On Fri, 20 Jun 2014 09:58:15 -0400
Don Zickus <[email protected]> wrote:

> On Thu, Jun 19, 2014 at 05:33:32PM -0400, Steven Rostedt wrote:
> > From: "Steven Rostedt (Red Hat)" <[email protected]>
> > 
> > When trigger_all_cpu_backtrace() is called on x86, it will trigger an
> > NMI on each CPU and call show_regs(). But this can lead to a hard lock
> > up if the NMI comes in on another printk().
> > 
> > In order to avoid this, when the NMI triggers, it switches the printk
> > routine for that CPU to call a NMI safe printk function that records the
> > printk in a per_cpu trace_seq descriptor. After all NMIs have finished
> > recording its data, the trace_seqs are printed in a safe context.
> 
> Ah, if there is other places that need to call a printk from an NMI
> context, do we have to copy and paste this code there too?  That would
> seem a little much. :-)  I guess my only concern really is the seq_init
> and seq print stuff.  The handler seems relatively simple.

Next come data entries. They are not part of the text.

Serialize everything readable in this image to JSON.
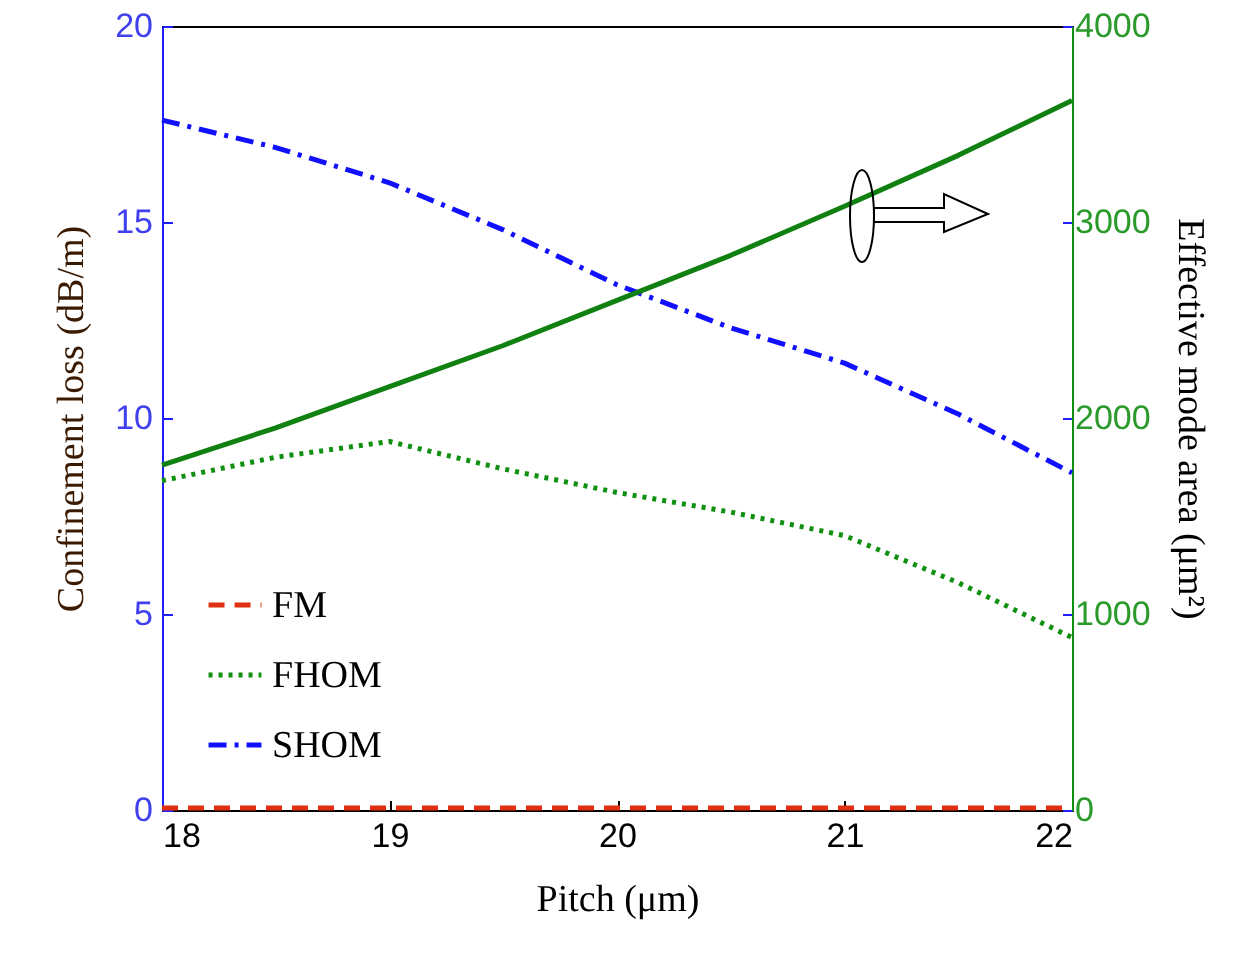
{
  "chart_data": {
    "type": "line",
    "xlabel": "Pitch (μm)",
    "ylabel": "Confinement loss (dB/m)",
    "y2label": "Effective mode area (μm²)",
    "x": [
      18,
      18.5,
      19,
      19.5,
      20,
      20.5,
      21,
      21.5,
      22
    ],
    "series": [
      {
        "name": "FM",
        "color": "#e03010",
        "line_style": "dashed",
        "values": [
          0.05,
          0.05,
          0.05,
          0.05,
          0.05,
          0.05,
          0.05,
          0.05,
          0.05
        ]
      },
      {
        "name": "FHOM",
        "color": "#109010",
        "line_style": "dotted",
        "values": [
          8.4,
          9.0,
          9.4,
          8.7,
          8.1,
          7.6,
          7.0,
          5.8,
          4.4
        ]
      },
      {
        "name": "SHOM",
        "color": "#1010ff",
        "line_style": "dashdot",
        "values": [
          17.6,
          16.9,
          16.0,
          14.8,
          13.4,
          12.3,
          11.4,
          10.1,
          8.6
        ]
      },
      {
        "color": "#108010",
        "line_style": "solid",
        "axis": "y2",
        "values": [
          1760,
          1950,
          2160,
          2370,
          2600,
          2830,
          3080,
          3340,
          3620
        ]
      }
    ],
    "xlim": [
      18,
      22
    ],
    "xticks": [
      18,
      19,
      20,
      21,
      22
    ],
    "ylim": [
      0,
      20
    ],
    "yticks": [
      0,
      5,
      10,
      15,
      20
    ],
    "y2lim": [
      0,
      4000
    ],
    "y2ticks": [
      0,
      1000,
      2000,
      3000,
      4000
    ],
    "grid": false,
    "legend": "bottom left",
    "marker": "none"
  }
}
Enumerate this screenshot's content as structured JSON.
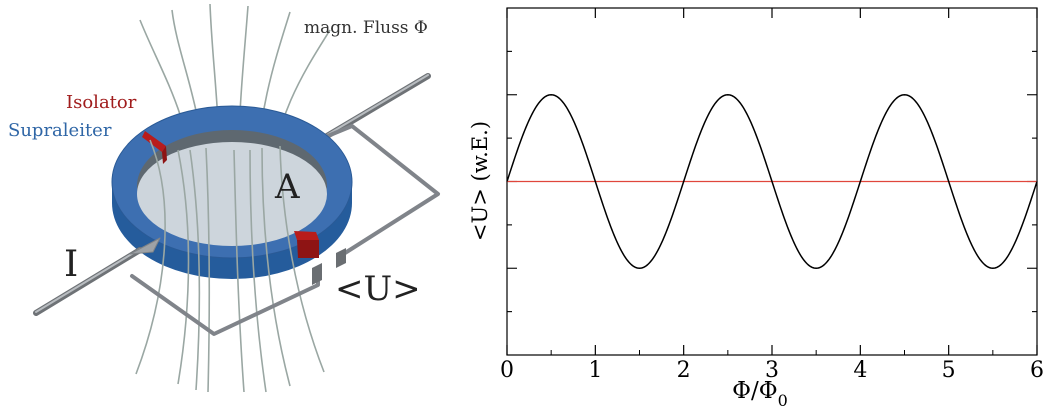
{
  "diagram": {
    "labels": {
      "flux": "magn. Fluss Φ",
      "isolator": "Isolator",
      "superconductor": "Supraleiter",
      "area": "A",
      "current": "I",
      "voltage": "<U>"
    },
    "colors": {
      "ring_top": "#3d6fb1",
      "ring_side": "#255c9c",
      "hole": "#cdd5dc",
      "isolator": "#b81c1c",
      "flux_lines": "#9aa7a3",
      "wire": "#8e9296",
      "isolator_text": "#a01c1c",
      "superconductor_text": "#2f66a6"
    }
  },
  "chart_data": {
    "type": "line",
    "title": "",
    "xlabel": "Φ/Φ",
    "xlabel_sub": "0",
    "ylabel": "<U> (w.E.)",
    "xlim": [
      0,
      6
    ],
    "ylim": [
      -2,
      2
    ],
    "xticks": [
      "0",
      "1",
      "2",
      "3",
      "4",
      "5",
      "6"
    ],
    "grid": false,
    "series": [
      {
        "function": "sin(pi*x)",
        "amplitude": 1,
        "x_range": [
          0,
          6
        ],
        "color": "#000000"
      },
      {
        "function": "constant",
        "value": 0,
        "x_range": [
          0,
          6
        ],
        "color": "#e0463c"
      }
    ]
  }
}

This is a special case for printing from NMI. As you can trigger it
with sysrq-l. But any other prints from NMI should only be in the BUG()
case, where we should just force the output and override any locks in
printk.

> 
> Can we isolate this to a pr_nmi() routine or something?  Or maybe a
> pr_nmi_queue and pr_nmi_dump or something?
> 

We'll have to see how traction this gets. It's just an RFC.